Mitos sobre a origem do povo
A principal hipótese diz que este povo descende de Caim, o primeiro filho de Adão e Eva. Essa hipótese se baseia no fato do nome queneu em hebraico (קֵינִי) e o nome de Caim (קַיִן) serem muito semelhantes. [1]
A outra hipótese diz que são descentes de Cainã, também chamado de Quenã, filho de Enos, filho de Sete que foi filho de Adão.
Esta hipótese também se baseia no fato do nome Cainã (קֵינָן), em hebraico, também ser parecido ao nome do povo (קֵינִי). Além de ambos estarem relacionados a genealogia dos patriarcas de Israel (Gn 5).

Controvérsia desta teoria
Apesar de interessantes essas duas hipóteses, ambas de mostram falhas, visto que o após o dilúvio todos os povos anteriores deixaram de existir.
O texto é claro em afirmar que após o dilúvio, apenas a família de Noé sobreviveu e todos os povos da terra descendem de seus filhos Sem, Cam e Jafé.
Um terceira hipótese, muito plausível, diz que eles se originaram de um povo anterior a Abraão, provavelmente semitas. Sendo, segundo essa hipótese, descendentes de Sem, filho de Noé.
Essa origem semita se baseia em Gênesis 15:19, na qual Deus diz que daria as terras dos quenezeus, cadmoneus e queneus a Abraão.
“Naquele dia , o Senhor fez a seguinte aliança com Abrão: ‘Aos seus descendentes dei esta terra, desde o ribeiro do Egito até o grande rio, o Eufrates: a terra dos queneus, dos quenezeus, dos cadmoneus […]’ ”
Gênesis 15:18-19
Com base nisto, podemos afirmar que existiu um povo que se denominava queneus, que viviam na terra de Canaã muito antes da chegada e ocupação israelita.
Porém, não é possível associar este mesmo povo aos personagens Héber, esposo de Jael, e Jetro, sogro de Moisés.
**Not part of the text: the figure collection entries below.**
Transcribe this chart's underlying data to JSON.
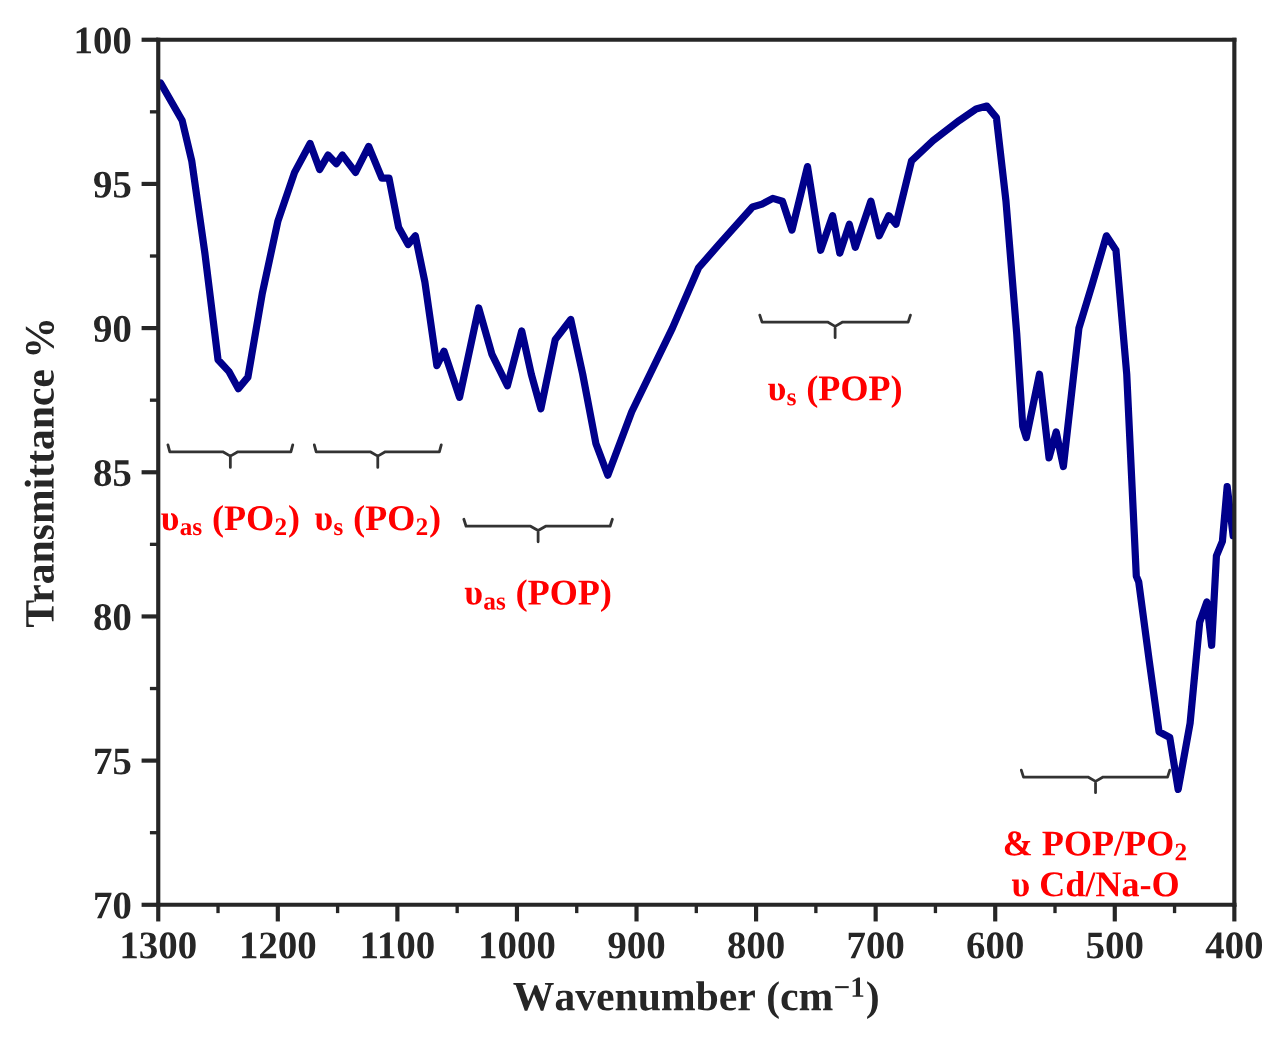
{
  "chart_data": {
    "type": "line",
    "xlabel": "Wavenumber (cm$^{−1}$)",
    "ylabel": "Transmittance %",
    "xlim": [
      1300,
      400
    ],
    "ylim": [
      70,
      100
    ],
    "xticks": [
      1300,
      1200,
      1100,
      1000,
      900,
      800,
      700,
      600,
      500,
      400
    ],
    "yticks": [
      70,
      75,
      80,
      85,
      90,
      95,
      100
    ],
    "grid": false,
    "legend": false,
    "marker": "none",
    "line_style": "solid",
    "series": [
      {
        "color": "#00008b",
        "x": [
          1298,
          1280,
          1272,
          1261,
          1250,
          1241,
          1233,
          1225,
          1213,
          1200,
          1186,
          1173,
          1165,
          1158,
          1151,
          1146,
          1135,
          1124,
          1113,
          1107,
          1099,
          1091,
          1085,
          1077,
          1067,
          1061,
          1048,
          1032,
          1021,
          1008,
          996,
          988,
          980,
          968,
          955,
          945,
          934,
          924,
          904,
          870,
          848,
          831,
          803,
          795,
          786,
          778,
          770,
          757,
          746,
          736,
          730,
          722,
          717,
          704,
          697,
          689,
          683,
          670,
          652,
          630,
          616,
          607,
          599,
          591,
          582,
          577,
          574,
          563,
          555,
          549,
          543,
          530,
          519,
          507,
          499,
          490,
          482,
          480,
          471,
          463,
          454,
          447,
          437,
          429,
          423,
          419,
          415,
          410,
          406,
          401
        ],
        "values": [
          98.5,
          97.2,
          95.8,
          92.6,
          88.9,
          88.5,
          87.9,
          88.3,
          91.2,
          93.7,
          95.4,
          96.4,
          95.5,
          96.0,
          95.7,
          96.0,
          95.4,
          96.3,
          95.2,
          95.2,
          93.5,
          92.9,
          93.2,
          91.6,
          88.7,
          89.2,
          87.6,
          90.7,
          89.1,
          88.0,
          89.9,
          88.4,
          87.2,
          89.6,
          90.3,
          88.4,
          86.0,
          84.9,
          87.1,
          90.0,
          92.1,
          92.9,
          94.2,
          94.3,
          94.5,
          94.4,
          93.4,
          95.6,
          92.7,
          93.9,
          92.6,
          93.6,
          92.8,
          94.4,
          93.2,
          93.9,
          93.6,
          95.8,
          96.5,
          97.2,
          97.6,
          97.7,
          97.3,
          94.4,
          89.8,
          86.6,
          86.2,
          88.4,
          85.5,
          86.4,
          85.2,
          90.0,
          91.5,
          93.2,
          92.7,
          88.4,
          81.4,
          81.2,
          78.4,
          76.0,
          75.8,
          74.0,
          76.3,
          79.8,
          80.5,
          79.0,
          82.1,
          82.6,
          84.5,
          82.8
        ]
      }
    ],
    "annotations": [
      "υ$_{as}$ (PO$_{2}$)",
      "υ$_{s}$ (PO$_{2}$)",
      "υ$_{as}$ (POP)",
      "υ$_{s}$ (POP)",
      "& POP/PO$_{2}$",
      "υ Cd/Na-O"
    ]
  }
}
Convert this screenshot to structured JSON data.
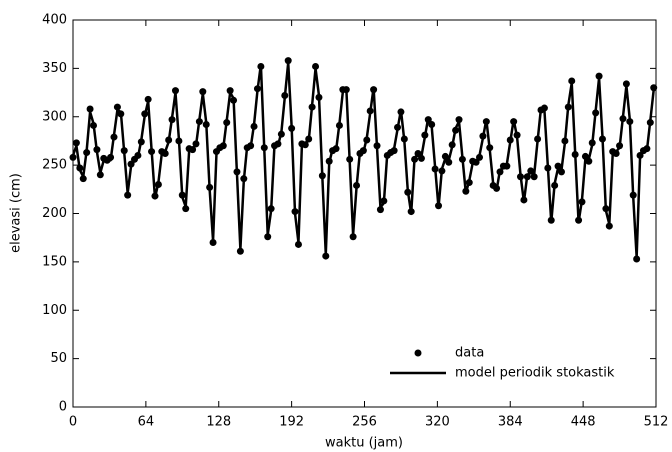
{
  "chart_data": {
    "type": "line",
    "x_label": "waktu (jam)",
    "y_label": "elevasi (cm)",
    "xlim": [
      0,
      512
    ],
    "xticks": [
      0,
      64,
      128,
      192,
      256,
      320,
      384,
      448,
      512
    ],
    "ylim": [
      0,
      400
    ],
    "yticks": [
      0,
      50,
      100,
      150,
      200,
      250,
      300,
      350,
      400
    ],
    "legend": "lower right",
    "x": [
      0,
      3,
      6,
      9,
      12,
      15,
      18,
      21,
      24,
      27,
      30,
      33,
      36,
      39,
      42,
      45,
      48,
      51,
      54,
      57,
      60,
      63,
      66,
      69,
      72,
      75,
      78,
      81,
      84,
      87,
      90,
      93,
      96,
      99,
      102,
      105,
      108,
      111,
      114,
      117,
      120,
      123,
      126,
      129,
      132,
      135,
      138,
      141,
      144,
      147,
      150,
      153,
      156,
      159,
      162,
      165,
      168,
      171,
      174,
      177,
      180,
      183,
      186,
      189,
      192,
      195,
      198,
      201,
      204,
      207,
      210,
      213,
      216,
      219,
      222,
      225,
      228,
      231,
      234,
      237,
      240,
      243,
      246,
      249,
      252,
      255,
      258,
      261,
      264,
      267,
      270,
      273,
      276,
      279,
      282,
      285,
      288,
      291,
      294,
      297,
      300,
      303,
      306,
      309,
      312,
      315,
      318,
      321,
      324,
      327,
      330,
      333,
      336,
      339,
      342,
      345,
      348,
      351,
      354,
      357,
      360,
      363,
      366,
      369,
      372,
      375,
      378,
      381,
      384,
      387,
      390,
      393,
      396,
      399,
      402,
      405,
      408,
      411,
      414,
      417,
      420,
      423,
      426,
      429,
      432,
      435,
      438,
      441,
      444,
      447,
      450,
      453,
      456,
      459,
      462,
      465,
      468,
      471,
      474,
      477,
      480,
      483,
      486,
      489,
      492,
      495,
      498,
      501,
      504,
      507,
      510
    ],
    "series": [
      {
        "name": "data",
        "color": "#000000",
        "mode": "markers",
        "values": [
          258,
          273,
          247,
          236,
          263,
          308,
          291,
          266,
          240,
          257,
          255,
          258,
          279,
          310,
          303,
          265,
          219,
          251,
          256,
          260,
          274,
          303,
          318,
          264,
          218,
          230,
          264,
          262,
          276,
          297,
          327,
          275,
          219,
          205,
          267,
          266,
          272,
          295,
          326,
          292,
          227,
          170,
          264,
          268,
          270,
          294,
          327,
          317,
          243,
          161,
          236,
          268,
          270,
          290,
          329,
          352,
          268,
          176,
          205,
          270,
          272,
          282,
          322,
          358,
          288,
          202,
          168,
          272,
          271,
          277,
          310,
          352,
          320,
          239,
          156,
          254,
          265,
          267,
          291,
          328,
          328,
          256,
          176,
          229,
          262,
          265,
          276,
          306,
          328,
          270,
          204,
          213,
          260,
          263,
          265,
          289,
          305,
          277,
          222,
          202,
          256,
          262,
          257,
          281,
          297,
          292,
          246,
          208,
          244,
          259,
          253,
          271,
          286,
          297,
          256,
          223,
          232,
          254,
          253,
          258,
          280,
          295,
          268,
          229,
          226,
          243,
          249,
          249,
          276,
          295,
          281,
          238,
          214,
          238,
          244,
          238,
          277,
          307,
          309,
          247,
          193,
          229,
          249,
          243,
          275,
          310,
          337,
          261,
          193,
          212,
          259,
          254,
          273,
          304,
          342,
          277,
          205,
          187,
          264,
          262,
          270,
          298,
          334,
          295,
          219,
          153,
          260,
          265,
          267,
          294,
          330
        ]
      },
      {
        "name": "model periodik stokastik",
        "color": "#000000",
        "mode": "line",
        "values": [
          260,
          270,
          245,
          238,
          265,
          305,
          293,
          264,
          242,
          255,
          257,
          255,
          281,
          307,
          305,
          263,
          221,
          249,
          258,
          258,
          276,
          301,
          316,
          266,
          216,
          232,
          262,
          264,
          274,
          299,
          325,
          277,
          217,
          207,
          265,
          268,
          270,
          297,
          324,
          294,
          225,
          172,
          262,
          270,
          268,
          296,
          325,
          319,
          241,
          163,
          234,
          270,
          268,
          292,
          327,
          354,
          266,
          178,
          203,
          272,
          270,
          284,
          320,
          356,
          290,
          200,
          170,
          270,
          273,
          275,
          312,
          350,
          322,
          237,
          158,
          252,
          267,
          265,
          293,
          326,
          330,
          254,
          178,
          227,
          264,
          263,
          278,
          304,
          330,
          268,
          206,
          211,
          262,
          261,
          267,
          287,
          307,
          275,
          224,
          200,
          258,
          260,
          259,
          279,
          299,
          290,
          248,
          206,
          246,
          257,
          255,
          269,
          288,
          295,
          258,
          221,
          234,
          252,
          251,
          260,
          278,
          297,
          266,
          231,
          224,
          245,
          247,
          251,
          274,
          297,
          279,
          240,
          212,
          240,
          242,
          240,
          275,
          309,
          307,
          249,
          191,
          231,
          247,
          245,
          273,
          312,
          335,
          263,
          191,
          214,
          257,
          256,
          271,
          306,
          340,
          279,
          203,
          189,
          262,
          264,
          268,
          300,
          332,
          297,
          217,
          155,
          258,
          267,
          265,
          296,
          328
        ]
      }
    ]
  }
}
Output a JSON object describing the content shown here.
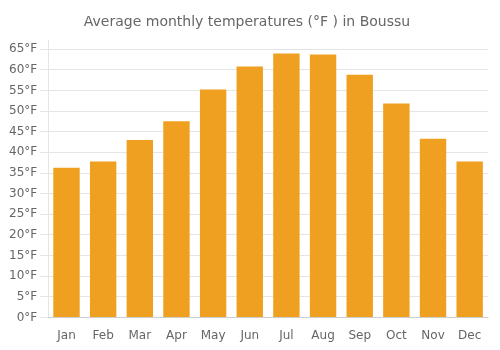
{
  "chart_data": {
    "type": "bar",
    "title": "Average monthly temperatures (°F ) in Boussu",
    "categories": [
      "Jan",
      "Feb",
      "Mar",
      "Apr",
      "May",
      "Jun",
      "Jul",
      "Aug",
      "Sep",
      "Oct",
      "Nov",
      "Dec"
    ],
    "values": [
      36.3,
      37.8,
      43.0,
      47.5,
      55.2,
      60.8,
      63.9,
      63.7,
      58.8,
      51.8,
      43.3,
      37.8
    ],
    "color": "#F0A020",
    "ylim": [
      0,
      67
    ],
    "yticks": [
      {
        "value": 0,
        "label": "0°F"
      },
      {
        "value": 5,
        "label": "5°F"
      },
      {
        "value": 10,
        "label": "10°F"
      },
      {
        "value": 15,
        "label": "15°F"
      },
      {
        "value": 20,
        "label": "20°F"
      },
      {
        "value": 25,
        "label": "25°F"
      },
      {
        "value": 30,
        "label": "30°F"
      },
      {
        "value": 35,
        "label": "35°F"
      },
      {
        "value": 40,
        "label": "40°F"
      },
      {
        "value": 45,
        "label": "45°F"
      },
      {
        "value": 50,
        "label": "50°F"
      },
      {
        "value": 55,
        "label": "55°F"
      },
      {
        "value": 60,
        "label": "60°F"
      },
      {
        "value": 65,
        "label": "65°F"
      }
    ],
    "grid": true
  }
}
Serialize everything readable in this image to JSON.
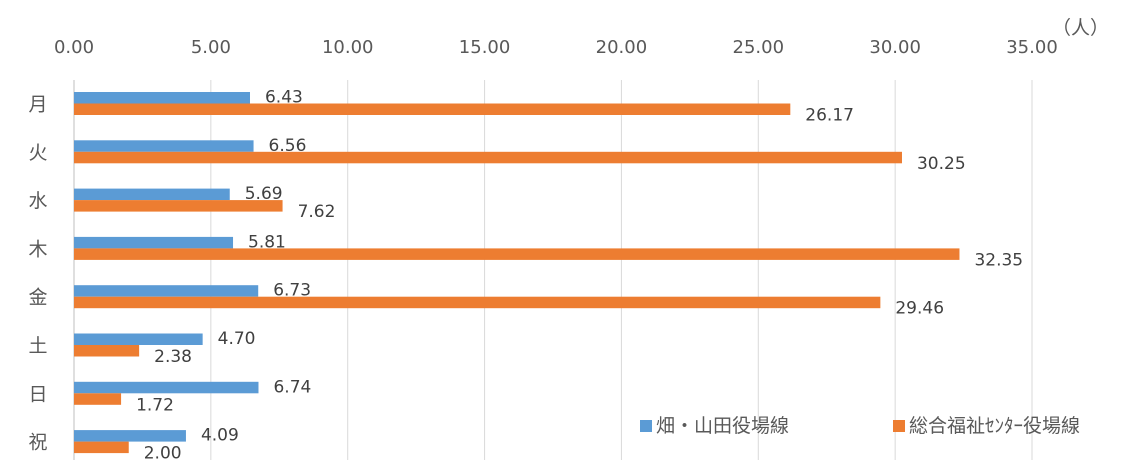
{
  "chart_data": {
    "type": "bar",
    "orientation": "horizontal",
    "unit_label": "（人）",
    "categories": [
      "月",
      "火",
      "水",
      "木",
      "金",
      "土",
      "日",
      "祝"
    ],
    "x_ticks": [
      "0.00",
      "5.00",
      "10.00",
      "15.00",
      "20.00",
      "25.00",
      "30.00",
      "35.00"
    ],
    "xlim": [
      0,
      35
    ],
    "grid": true,
    "axis_position": "top",
    "legend_position": "bottom-right",
    "series": [
      {
        "name": "畑・山田役場線",
        "color": "#5B9BD5",
        "values": [
          6.43,
          6.56,
          5.69,
          5.81,
          6.73,
          4.7,
          6.74,
          4.09
        ],
        "labels": [
          "6.43",
          "6.56",
          "5.69",
          "5.81",
          "6.73",
          "4.70",
          "6.74",
          "4.09"
        ]
      },
      {
        "name": "総合福祉ｾﾝﾀｰ役場線",
        "color": "#ED7D31",
        "values": [
          26.17,
          30.25,
          7.62,
          32.35,
          29.46,
          2.38,
          1.72,
          2.0
        ],
        "labels": [
          "26.17",
          "30.25",
          "7.62",
          "32.35",
          "29.46",
          "2.38",
          "1.72",
          "2.00"
        ]
      }
    ]
  }
}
Personagens esses descritos como pertencentes ao povo Queneu (Jz 1:16; Jz 4:11).

Possível origem dos queneus em Midiã
Uma quarta hipótese, que cremos ser a mais plausível, diz que este povo descende de Midiã, filho de Abraão com Quetura, o patriarca dos midianitas.
Esse hipótese está baseada nos relatos bíblicos de Números 10:29 e Juízes 1:16, no qual Reuel/Jetro, sogro de Moisés, é chamado tanto de midianita quanto de queneu. Isso sugere que os esses povos possuem a mesma origem, ou que um desses povos se ramificou do outro.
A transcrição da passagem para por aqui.